XAG/USD holds near $74 as safe-haven cools and Fed/DXY weigh
XAG/USD is trading cautiously around the $74.00 level as Middle East risk fades and ceasefire-talk optimism reduces the safe-haven bid. With speculative defensive flows easing, price action is more prone to consolidation near support.
Technically, $74 is a key support/resistance confluence. Traders watch the 50-day SMA area and an RSI nearing oversold conditions, which could trigger a short-term bounce or sideways trading.

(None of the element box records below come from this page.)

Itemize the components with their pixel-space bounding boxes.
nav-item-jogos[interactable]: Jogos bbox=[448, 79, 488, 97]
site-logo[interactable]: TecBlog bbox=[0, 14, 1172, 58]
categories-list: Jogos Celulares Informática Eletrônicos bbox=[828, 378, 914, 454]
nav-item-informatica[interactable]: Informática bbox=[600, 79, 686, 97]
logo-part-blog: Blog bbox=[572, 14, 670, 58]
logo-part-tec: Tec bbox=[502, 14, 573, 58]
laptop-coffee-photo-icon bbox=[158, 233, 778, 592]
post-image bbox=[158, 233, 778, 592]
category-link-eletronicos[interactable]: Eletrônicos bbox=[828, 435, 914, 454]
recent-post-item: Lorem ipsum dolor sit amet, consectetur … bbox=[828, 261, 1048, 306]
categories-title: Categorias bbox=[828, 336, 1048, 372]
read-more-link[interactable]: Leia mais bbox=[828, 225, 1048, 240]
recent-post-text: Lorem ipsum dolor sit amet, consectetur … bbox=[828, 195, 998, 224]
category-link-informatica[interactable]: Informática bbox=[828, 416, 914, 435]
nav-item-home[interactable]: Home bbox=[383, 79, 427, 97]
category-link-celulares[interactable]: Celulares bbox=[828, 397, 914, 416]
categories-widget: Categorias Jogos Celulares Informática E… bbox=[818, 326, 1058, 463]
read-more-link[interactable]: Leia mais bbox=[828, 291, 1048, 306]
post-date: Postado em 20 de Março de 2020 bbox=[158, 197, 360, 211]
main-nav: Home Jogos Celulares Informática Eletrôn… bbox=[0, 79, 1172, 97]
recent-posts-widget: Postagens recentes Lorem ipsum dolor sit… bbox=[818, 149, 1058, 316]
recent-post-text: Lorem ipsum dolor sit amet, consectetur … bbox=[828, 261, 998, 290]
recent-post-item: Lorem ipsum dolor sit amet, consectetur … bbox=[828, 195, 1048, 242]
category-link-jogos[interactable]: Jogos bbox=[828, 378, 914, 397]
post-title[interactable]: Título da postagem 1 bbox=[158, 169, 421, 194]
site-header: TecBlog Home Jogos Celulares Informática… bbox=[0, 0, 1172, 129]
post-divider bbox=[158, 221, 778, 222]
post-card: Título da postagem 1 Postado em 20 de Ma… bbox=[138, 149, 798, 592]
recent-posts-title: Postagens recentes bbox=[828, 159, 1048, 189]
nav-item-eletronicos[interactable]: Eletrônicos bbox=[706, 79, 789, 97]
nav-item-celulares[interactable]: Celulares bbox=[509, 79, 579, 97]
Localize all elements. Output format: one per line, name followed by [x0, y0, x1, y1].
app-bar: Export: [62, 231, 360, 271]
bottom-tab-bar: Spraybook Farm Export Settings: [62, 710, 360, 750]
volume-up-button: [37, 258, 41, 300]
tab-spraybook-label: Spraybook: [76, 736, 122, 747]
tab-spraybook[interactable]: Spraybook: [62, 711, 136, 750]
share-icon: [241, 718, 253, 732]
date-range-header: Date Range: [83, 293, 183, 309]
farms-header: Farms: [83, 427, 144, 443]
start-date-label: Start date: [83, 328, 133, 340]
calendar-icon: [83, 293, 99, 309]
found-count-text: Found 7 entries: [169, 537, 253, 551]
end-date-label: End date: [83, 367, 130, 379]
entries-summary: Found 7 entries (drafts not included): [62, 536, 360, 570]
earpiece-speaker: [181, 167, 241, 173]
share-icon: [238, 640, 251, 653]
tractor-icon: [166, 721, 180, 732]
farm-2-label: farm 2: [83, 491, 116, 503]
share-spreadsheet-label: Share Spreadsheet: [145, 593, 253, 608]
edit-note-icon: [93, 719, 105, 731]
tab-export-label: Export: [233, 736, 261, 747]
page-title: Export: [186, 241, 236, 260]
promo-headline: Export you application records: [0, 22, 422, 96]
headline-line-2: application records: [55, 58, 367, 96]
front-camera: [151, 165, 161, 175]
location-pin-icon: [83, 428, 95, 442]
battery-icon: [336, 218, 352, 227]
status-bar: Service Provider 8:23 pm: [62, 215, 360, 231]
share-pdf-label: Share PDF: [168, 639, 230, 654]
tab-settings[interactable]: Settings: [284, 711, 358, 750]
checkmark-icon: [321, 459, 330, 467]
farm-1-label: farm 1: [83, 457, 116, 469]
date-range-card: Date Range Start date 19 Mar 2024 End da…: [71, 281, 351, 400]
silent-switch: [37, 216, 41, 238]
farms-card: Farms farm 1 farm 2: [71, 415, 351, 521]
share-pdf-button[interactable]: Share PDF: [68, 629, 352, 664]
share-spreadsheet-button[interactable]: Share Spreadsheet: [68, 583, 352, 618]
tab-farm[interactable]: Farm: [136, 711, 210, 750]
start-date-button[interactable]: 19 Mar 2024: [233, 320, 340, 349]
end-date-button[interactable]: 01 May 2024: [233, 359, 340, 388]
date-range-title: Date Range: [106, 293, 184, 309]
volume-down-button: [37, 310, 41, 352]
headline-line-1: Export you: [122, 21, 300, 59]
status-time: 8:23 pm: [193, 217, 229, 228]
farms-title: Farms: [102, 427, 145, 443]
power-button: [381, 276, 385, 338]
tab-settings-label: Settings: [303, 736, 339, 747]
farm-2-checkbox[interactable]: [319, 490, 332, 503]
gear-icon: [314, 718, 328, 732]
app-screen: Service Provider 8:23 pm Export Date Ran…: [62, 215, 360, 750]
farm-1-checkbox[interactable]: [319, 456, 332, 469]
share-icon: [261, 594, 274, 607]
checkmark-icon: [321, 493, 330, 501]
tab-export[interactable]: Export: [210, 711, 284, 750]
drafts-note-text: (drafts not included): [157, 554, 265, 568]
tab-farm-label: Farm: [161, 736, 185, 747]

A clean break below $74 may extend losses toward $72.50. Upside resistance is seen at $75.50–$76.20, with deeper supports at $73.20 and then $71.80.

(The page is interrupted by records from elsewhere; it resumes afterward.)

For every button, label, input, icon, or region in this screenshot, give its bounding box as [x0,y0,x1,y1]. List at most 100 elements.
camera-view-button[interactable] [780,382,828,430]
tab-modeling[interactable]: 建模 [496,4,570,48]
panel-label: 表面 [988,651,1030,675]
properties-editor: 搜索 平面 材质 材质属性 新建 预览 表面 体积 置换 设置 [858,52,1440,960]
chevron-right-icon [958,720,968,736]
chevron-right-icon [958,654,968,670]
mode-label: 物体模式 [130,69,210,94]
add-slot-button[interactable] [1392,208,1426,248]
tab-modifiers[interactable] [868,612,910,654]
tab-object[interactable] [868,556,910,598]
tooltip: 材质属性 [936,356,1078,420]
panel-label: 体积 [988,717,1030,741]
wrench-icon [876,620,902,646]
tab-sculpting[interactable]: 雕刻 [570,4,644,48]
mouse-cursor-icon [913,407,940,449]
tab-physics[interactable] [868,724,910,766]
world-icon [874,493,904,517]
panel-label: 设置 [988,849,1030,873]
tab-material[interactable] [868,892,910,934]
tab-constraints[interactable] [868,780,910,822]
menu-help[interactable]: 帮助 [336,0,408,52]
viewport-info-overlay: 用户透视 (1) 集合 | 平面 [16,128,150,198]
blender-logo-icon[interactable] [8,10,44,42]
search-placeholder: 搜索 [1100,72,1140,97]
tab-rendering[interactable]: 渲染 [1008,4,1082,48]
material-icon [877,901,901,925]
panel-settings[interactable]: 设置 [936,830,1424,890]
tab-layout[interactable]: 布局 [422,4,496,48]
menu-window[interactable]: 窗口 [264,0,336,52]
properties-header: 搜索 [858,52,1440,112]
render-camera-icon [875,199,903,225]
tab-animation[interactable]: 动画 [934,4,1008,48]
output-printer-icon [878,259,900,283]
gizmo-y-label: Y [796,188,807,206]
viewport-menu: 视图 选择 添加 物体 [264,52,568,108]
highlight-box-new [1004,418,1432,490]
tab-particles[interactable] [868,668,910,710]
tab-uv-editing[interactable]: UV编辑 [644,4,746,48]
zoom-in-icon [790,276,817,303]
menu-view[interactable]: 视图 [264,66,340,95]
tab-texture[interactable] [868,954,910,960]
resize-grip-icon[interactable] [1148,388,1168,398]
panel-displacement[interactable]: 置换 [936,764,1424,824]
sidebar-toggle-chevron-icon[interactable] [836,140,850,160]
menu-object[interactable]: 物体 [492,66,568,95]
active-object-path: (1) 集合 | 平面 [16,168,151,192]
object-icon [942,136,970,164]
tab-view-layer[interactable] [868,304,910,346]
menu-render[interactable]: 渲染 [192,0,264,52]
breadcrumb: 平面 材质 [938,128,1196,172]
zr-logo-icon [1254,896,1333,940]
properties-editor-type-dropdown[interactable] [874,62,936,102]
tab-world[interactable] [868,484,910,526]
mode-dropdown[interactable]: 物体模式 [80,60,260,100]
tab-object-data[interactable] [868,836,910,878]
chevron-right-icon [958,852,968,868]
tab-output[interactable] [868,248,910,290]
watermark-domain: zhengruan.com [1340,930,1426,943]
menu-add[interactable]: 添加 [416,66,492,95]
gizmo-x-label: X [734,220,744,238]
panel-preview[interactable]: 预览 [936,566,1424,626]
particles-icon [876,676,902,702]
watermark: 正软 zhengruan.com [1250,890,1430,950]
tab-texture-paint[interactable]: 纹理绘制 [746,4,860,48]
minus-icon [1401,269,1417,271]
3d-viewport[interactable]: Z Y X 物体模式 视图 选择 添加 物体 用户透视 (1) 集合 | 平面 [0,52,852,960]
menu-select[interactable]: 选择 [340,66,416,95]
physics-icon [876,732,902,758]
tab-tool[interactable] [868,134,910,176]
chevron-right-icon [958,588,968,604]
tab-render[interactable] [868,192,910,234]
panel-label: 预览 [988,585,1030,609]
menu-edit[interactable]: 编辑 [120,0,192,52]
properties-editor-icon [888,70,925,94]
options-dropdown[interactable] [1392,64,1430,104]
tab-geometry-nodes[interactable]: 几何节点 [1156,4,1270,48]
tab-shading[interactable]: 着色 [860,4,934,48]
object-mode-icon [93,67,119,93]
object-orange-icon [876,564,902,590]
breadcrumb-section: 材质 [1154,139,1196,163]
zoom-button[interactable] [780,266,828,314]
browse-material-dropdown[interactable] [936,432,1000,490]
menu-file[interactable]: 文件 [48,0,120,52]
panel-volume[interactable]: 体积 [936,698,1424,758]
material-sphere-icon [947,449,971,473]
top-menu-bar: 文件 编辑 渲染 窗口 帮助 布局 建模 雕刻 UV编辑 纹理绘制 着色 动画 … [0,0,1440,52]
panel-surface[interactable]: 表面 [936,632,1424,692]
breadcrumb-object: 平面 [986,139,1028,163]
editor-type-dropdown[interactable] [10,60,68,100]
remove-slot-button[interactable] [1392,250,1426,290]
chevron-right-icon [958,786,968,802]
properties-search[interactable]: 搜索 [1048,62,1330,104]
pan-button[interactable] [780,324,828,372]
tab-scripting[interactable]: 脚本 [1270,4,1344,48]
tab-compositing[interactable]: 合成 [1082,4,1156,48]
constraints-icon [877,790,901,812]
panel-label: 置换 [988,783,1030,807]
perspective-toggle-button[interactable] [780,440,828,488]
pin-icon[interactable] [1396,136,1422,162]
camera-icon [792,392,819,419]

Fundamentals remain a cushion: the article points to a structural silver supply deficit and ongoing industrial demand (solar/PV silver paste, electronics, 5G, electrification). Still, XAG/USD is highly sensitive to macro—Fed policy and real-rate expectations—and a firmer U.S. dollar (DXY) typically pressures dollar-priced commodities. Rate-easing expectations later in 2025 are flagged as a potential catalyst for a stronger rally.
Near-term signal focus: the $73.20–$76.20 range. XAG/USD direction will likely hinge on the balance between geopolitics and real-rate/DXY expectations rather than pure technicals.
Neutral
Geopolitics has softened (reducing safe-haven inflows), which is a headwind for XAG/USD short-term. However, the underlying fundamental picture is still supportive due to a structural supply deficit and resilient industrial demand. With XAG/USD stuck around the $74 support/resistance area and mixed near-term technical signals (RSI near oversold but key SMAs nearby), the most likely near-term outcome is range trading unless macro (real rates and DXY) decisively shifts or a technical break occurs. A dovish turn in Fed expectations later in 2025 could improve the medium-term outlook, but the current balance argues against a strong one-direction move right now.